The Oscar-winning actor took to his Instagram on Sunday to give his fans a heads-up that anything they may see about him online linked to a dental plan was not actually him.
“BEWARE!! There’s a video out there promoting some dental plan with an AI version of me. I have nothing to do with it,” Hanks wrote over a photo of a computer-generated image of him from the clip.
The Asteroid City star previously opened up about the use of AI in the entertainment industry, noting it’s been a long time coming and citing The Polar Express as the first time he did a movie that had a huge amount of his likeness locked into a computer.
“We saw this coming,” he said on The Adam Buxton Podcast in May. “We saw that there was going to be this ability to take zeros and ones inside a computer and turn it into a face and a character. Now that has only grown a billionfold since then, and we see it everywhere.”
He also discussed how, with the use of AI, a version of him could continue acting, even if something were to happen to him.
“I could be hit by a bus tomorrow, and that’s it, but performances can go on and on and on and on,” Hanks said. “Outside the understanding of AI and deepfake, there’ll be nothing to tell you that it’s not me and me alone. And it’s going to have some degree of lifelike quality. That’s certainly an artistic challenge, but it’s also a legal one.”
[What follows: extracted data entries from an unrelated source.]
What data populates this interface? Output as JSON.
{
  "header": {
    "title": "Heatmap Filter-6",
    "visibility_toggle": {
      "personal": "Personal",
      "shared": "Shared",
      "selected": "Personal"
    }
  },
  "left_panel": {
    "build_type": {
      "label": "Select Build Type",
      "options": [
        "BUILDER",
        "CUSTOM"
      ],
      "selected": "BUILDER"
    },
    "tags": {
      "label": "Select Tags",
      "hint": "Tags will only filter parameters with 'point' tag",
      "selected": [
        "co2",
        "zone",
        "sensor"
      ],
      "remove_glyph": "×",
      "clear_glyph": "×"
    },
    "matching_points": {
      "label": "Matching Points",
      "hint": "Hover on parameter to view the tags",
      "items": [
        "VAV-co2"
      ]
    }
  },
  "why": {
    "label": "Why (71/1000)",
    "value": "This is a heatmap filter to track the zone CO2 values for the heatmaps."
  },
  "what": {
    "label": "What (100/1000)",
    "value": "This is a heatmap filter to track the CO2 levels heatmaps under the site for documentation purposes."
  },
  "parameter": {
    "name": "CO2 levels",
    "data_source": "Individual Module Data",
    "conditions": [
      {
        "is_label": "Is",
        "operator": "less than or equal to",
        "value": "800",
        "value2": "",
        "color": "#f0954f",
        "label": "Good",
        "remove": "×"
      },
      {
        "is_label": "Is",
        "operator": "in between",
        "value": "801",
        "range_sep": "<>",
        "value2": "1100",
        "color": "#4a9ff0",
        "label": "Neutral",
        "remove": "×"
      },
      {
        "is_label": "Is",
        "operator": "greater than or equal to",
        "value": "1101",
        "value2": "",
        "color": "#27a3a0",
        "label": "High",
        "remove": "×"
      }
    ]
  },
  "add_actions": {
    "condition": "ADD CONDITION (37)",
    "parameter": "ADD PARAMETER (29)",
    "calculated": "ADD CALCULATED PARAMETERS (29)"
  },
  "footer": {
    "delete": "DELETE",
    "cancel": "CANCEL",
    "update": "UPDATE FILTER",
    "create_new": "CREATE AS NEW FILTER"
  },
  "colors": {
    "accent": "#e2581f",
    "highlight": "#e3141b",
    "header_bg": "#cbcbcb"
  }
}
The actor’s appearance on the podcast took place shortly after the writers strike began and before the actors strike kicked off. Both the Writers Guild of America and SAG-AFTRA took issue with points in their contracts about AI, leading to the dual strikes that took place in Hollywood for the majority of the summer.
While the writers strike officially ended on Wednesday, it took nearly 150 days for studios to agree to protections for writers against AI penning or rewriting original scripts or being used as “source material” to adapt. Per their new deal, writers also cannot be required to use AI, and companies must disclose if they are giving writers any sort of AI-generated material.
The actors strike is still going, with SAG-AFTRA and the studios issuing a statement the day the writers strike ended that they would be returning to the negotiating table on Oct. 2.